The lack of manpower in Croatian construction companies is often mentioned as a major problem, which is why many large construction jobs in Croatia are carried out by foreign companies.
“This problem didn’t just pop up yesterday and it has its oscillations. From 2008 to 2015, the construction sector lost almost 40,000 jobs. Although the building sector began to recover in 2015, many workers left Croatia, some retrained for other occupations, and there was no quota at that time. We’ve been importing workers since back in 2017, but it’s difficult for qualified labour from third countries to choose to come to work in Croatia. Although a large number of the largest construction companies were lost in that crisis, and now we’ve got a situation in which projects are being carried out by foreign companies and the Croatian ones work as subcontractors, this doesn’t necessarily mean a slow down for the Zagreb restoration process. We have enough capacities for the work ahead of us.

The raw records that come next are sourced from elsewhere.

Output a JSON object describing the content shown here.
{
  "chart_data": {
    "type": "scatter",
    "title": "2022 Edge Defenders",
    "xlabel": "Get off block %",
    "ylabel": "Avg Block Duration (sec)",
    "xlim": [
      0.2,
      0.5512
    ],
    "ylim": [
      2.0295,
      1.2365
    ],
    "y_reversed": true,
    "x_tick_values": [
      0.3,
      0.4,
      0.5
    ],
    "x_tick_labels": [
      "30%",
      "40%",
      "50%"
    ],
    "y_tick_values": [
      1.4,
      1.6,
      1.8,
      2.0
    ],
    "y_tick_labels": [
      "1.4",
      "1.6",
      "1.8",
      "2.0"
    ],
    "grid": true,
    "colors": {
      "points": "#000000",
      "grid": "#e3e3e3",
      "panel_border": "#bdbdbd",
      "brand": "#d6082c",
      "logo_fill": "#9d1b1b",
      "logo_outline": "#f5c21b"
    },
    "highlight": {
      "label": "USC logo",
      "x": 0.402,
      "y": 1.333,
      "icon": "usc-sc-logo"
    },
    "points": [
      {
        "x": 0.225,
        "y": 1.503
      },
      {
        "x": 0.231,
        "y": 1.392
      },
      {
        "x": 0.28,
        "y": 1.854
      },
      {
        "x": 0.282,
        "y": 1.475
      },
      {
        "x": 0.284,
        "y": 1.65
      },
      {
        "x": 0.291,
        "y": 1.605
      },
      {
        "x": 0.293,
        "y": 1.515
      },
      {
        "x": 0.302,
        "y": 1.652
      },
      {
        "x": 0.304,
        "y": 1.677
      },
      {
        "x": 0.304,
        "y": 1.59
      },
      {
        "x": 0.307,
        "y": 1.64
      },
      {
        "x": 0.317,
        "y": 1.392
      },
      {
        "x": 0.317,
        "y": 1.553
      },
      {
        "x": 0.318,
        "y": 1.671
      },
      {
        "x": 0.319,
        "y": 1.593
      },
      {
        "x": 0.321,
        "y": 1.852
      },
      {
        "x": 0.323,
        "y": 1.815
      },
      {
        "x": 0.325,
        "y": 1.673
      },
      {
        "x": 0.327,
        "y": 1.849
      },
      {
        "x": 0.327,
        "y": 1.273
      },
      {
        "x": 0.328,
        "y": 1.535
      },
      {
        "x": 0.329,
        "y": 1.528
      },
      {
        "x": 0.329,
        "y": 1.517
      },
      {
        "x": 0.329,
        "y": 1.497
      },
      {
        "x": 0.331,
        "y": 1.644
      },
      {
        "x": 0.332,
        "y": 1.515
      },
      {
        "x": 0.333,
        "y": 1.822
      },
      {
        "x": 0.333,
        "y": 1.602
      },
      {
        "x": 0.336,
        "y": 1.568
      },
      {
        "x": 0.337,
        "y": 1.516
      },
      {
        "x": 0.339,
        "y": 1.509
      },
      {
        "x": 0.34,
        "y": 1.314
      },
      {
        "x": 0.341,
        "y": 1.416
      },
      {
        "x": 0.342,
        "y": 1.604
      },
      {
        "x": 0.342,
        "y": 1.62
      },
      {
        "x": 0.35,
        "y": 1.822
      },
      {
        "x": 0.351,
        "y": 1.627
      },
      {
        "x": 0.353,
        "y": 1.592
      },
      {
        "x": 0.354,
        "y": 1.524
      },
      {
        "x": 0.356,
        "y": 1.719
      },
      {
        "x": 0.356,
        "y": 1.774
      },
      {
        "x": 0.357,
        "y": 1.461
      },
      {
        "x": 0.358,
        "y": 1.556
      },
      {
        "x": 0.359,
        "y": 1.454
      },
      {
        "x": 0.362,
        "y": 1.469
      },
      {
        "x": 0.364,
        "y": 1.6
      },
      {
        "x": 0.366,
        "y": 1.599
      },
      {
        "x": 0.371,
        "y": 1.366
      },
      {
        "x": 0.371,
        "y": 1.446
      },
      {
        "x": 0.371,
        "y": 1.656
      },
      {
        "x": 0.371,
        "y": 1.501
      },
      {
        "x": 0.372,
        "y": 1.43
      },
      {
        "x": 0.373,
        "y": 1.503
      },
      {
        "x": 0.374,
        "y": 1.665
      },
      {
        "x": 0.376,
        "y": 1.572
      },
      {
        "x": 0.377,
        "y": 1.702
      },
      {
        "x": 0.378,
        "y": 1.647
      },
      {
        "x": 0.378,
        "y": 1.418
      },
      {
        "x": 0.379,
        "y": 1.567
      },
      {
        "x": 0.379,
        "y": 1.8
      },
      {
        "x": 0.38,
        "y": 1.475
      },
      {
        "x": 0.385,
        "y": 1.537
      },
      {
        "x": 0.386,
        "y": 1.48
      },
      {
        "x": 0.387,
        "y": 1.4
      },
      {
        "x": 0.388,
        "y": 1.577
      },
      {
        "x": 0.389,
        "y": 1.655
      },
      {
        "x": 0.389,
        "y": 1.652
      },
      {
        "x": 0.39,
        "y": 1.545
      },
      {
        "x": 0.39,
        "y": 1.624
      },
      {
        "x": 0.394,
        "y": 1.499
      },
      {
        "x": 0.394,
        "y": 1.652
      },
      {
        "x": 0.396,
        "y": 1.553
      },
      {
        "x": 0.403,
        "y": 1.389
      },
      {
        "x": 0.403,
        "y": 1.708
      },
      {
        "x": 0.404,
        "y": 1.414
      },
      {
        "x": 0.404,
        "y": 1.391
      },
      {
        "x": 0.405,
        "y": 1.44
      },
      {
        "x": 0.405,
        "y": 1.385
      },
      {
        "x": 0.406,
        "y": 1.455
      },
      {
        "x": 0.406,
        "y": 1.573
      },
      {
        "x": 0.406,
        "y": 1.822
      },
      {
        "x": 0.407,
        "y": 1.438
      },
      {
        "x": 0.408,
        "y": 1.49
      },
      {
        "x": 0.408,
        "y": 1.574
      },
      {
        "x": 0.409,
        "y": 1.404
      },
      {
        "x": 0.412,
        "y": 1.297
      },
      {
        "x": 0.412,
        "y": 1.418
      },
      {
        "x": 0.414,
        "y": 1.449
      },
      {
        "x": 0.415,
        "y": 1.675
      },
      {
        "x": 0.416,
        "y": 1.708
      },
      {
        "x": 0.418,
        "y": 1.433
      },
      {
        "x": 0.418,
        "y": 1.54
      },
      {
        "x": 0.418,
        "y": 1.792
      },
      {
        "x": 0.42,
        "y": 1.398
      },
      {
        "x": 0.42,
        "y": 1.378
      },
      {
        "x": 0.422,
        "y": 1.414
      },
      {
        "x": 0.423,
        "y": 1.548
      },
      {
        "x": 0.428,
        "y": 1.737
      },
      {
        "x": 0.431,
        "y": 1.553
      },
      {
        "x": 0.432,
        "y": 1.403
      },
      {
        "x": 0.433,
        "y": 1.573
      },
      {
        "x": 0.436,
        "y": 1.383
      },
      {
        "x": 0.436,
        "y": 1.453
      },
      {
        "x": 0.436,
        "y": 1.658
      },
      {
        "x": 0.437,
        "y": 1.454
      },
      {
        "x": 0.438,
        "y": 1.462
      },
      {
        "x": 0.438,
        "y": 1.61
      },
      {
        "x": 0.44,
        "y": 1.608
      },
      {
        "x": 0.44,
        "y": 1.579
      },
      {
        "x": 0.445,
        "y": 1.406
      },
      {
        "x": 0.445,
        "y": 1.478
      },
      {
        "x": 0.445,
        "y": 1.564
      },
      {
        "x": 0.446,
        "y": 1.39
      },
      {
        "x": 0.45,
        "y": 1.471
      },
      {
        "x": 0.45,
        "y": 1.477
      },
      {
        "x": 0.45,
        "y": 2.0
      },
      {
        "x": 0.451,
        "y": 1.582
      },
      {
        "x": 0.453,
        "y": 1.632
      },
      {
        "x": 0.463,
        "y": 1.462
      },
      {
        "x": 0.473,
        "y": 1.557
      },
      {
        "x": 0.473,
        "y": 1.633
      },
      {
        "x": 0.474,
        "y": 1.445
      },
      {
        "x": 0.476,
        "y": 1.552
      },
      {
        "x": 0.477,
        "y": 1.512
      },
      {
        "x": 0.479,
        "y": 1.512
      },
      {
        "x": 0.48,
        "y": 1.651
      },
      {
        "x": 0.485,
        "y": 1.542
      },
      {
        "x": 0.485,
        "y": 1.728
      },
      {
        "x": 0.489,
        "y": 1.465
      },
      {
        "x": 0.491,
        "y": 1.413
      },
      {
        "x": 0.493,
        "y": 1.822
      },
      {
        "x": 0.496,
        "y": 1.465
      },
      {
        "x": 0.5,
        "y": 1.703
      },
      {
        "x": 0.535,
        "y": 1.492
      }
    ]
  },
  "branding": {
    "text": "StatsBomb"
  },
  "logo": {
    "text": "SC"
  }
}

The contractors and manufacturers of materials and equipment are ready,” claimed Mirjana Cagalj, who also provided an answer to the question of how the state or the Croatian Chamber of Commerce can give preference to Croatian companies during the Zagreb restoration process, especially if foreign companies will offer better and cheaper products and services.
“We’re aware of the EU principles of the open market, but it’s crucial to make the professional and general public aware that Croatian products have quality. In the law itself, we presented the possibility of implementing provisions that would enable the greater use of Croatian products through the faster implementation of tenders with the proximity and availability of products and services. Thus, the main criterion is the criterion of urgency in supply. In this way, through technical specifications, we’ll provide an opportunity for Croatian resources without the need for discriminatory provisions for other EU entities,” said the Vice President of the Croatian Chamber of Commerce.